Il résulte de ce qui précède que Mme B... n’est pas fondée à soutenir que c’est à tort que, par le jugement attaqué, le tribunal administratif a rejeté sa demande.


Sur les conclusions aux fins d’injonction et d’astreinte :

Le présent arrêt, qui rejette les conclusions à fin d’annulation présentées par Mme B..., n’appelle aucune mesure d’exécution. Par suite, les conclusions aux fins d’injonction et d’astreinte présentées par la requérante doivent être rejetées.


Sur les frais liés au litige :

Les dispositions des articles 37 de la loi du 10 juillet 1991 et L. 761-1 du code de justice administrative font obstacle à ce que soit mis à la charge de l’Etat, qui n’est pas la partie perdante dans la présente instance, le versement de la somme que le conseil de Mme B... demande au titre des frais exposés et non compris dans les dépens.


DECIDE :


Article 1er : La requête de Mme B... est rejetée.

Article 2 : Le présent arrêt sera notifié à Mme A... B... et au ministre de l’intérieur.

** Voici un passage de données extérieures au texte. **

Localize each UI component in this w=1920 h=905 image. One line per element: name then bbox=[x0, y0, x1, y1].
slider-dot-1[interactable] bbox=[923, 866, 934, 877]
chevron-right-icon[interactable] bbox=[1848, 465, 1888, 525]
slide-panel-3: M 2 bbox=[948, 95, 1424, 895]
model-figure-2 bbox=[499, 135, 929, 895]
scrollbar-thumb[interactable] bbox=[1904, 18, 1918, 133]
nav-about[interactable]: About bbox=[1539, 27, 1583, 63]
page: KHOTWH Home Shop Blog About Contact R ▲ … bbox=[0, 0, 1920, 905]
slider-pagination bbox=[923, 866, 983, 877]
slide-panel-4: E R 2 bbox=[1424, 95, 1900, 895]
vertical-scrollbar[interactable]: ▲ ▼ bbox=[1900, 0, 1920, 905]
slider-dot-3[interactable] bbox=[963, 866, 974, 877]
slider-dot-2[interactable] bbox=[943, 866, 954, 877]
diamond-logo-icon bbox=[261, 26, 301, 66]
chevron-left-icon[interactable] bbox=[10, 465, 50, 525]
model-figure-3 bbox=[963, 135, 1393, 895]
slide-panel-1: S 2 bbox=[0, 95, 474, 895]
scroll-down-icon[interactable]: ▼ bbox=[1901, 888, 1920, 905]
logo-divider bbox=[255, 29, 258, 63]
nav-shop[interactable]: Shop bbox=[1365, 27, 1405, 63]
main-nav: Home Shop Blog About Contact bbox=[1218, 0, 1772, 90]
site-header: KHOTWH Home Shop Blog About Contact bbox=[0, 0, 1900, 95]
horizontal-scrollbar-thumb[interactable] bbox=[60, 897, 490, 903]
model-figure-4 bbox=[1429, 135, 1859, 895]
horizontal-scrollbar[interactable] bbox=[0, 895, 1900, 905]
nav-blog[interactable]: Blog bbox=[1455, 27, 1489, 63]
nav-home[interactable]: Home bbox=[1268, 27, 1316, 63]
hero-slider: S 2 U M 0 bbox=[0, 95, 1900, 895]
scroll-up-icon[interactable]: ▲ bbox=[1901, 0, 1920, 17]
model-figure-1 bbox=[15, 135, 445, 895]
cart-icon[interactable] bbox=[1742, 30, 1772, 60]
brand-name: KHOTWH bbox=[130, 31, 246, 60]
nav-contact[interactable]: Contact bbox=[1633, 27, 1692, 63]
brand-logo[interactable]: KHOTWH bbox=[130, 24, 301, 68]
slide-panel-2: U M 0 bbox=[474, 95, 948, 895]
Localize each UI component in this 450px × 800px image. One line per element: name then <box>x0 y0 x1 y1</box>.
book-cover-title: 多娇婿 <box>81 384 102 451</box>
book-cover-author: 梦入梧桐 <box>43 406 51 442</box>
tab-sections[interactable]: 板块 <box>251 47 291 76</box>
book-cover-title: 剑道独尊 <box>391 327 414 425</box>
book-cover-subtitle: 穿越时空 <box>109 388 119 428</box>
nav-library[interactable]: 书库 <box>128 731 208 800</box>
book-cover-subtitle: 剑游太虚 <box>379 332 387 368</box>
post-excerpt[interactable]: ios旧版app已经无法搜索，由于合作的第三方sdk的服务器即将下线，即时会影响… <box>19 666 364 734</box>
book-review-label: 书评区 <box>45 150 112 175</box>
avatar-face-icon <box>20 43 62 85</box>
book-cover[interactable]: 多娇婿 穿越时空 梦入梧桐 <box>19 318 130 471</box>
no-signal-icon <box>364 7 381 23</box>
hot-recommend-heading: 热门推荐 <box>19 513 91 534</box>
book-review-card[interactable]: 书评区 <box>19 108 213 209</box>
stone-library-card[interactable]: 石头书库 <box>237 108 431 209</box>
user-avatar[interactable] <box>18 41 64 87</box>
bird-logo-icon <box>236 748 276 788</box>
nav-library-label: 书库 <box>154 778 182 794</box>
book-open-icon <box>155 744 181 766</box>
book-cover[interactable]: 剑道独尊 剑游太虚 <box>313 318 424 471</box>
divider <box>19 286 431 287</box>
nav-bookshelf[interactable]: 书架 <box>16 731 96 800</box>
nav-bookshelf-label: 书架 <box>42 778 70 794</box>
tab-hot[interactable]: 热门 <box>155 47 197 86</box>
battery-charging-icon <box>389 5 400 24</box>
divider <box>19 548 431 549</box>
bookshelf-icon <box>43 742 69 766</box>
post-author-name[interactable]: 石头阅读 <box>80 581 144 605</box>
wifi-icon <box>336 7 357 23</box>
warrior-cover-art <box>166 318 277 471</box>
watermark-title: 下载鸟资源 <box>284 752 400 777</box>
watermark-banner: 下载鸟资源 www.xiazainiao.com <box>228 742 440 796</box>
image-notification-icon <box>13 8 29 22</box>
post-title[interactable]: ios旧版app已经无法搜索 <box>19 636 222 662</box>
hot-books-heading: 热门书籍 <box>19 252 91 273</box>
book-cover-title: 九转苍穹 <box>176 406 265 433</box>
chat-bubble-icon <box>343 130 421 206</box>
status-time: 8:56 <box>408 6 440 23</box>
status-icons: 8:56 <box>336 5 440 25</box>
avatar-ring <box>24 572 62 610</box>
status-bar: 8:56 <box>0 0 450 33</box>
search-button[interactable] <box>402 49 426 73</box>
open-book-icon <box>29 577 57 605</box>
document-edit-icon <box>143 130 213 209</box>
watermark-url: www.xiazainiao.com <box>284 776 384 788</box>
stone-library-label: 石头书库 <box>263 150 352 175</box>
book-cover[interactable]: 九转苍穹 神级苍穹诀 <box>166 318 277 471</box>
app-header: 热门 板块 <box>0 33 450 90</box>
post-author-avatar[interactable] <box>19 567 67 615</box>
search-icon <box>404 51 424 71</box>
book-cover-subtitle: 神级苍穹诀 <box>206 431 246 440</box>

Copie en sera adressée, pour information, au Défenseur des droits.


Délibéré après l’audience du 27 janvier 2026, à laquelle siégeaient :

- Mme Buffet, présidente de chambre,
- Mme Montes-Derouet, présidente-assesseure,
- Mme Rosemberg, première conseillère.


Rendu public par mise à disposition au greffe le 13 février 2026.



La rapporteure,





V. ROSEMBERG
La présidente,





C. BUFFET


La greffière,





A. MARCHAND
La République mande et ordonne au ministre de l’intérieur en ce qui le concerne, et à tous commissaires de justice à ce requis en ce qui concerne les voies de droit commun contre les parties privées, de pourvoir à l'exécution de la présente décision.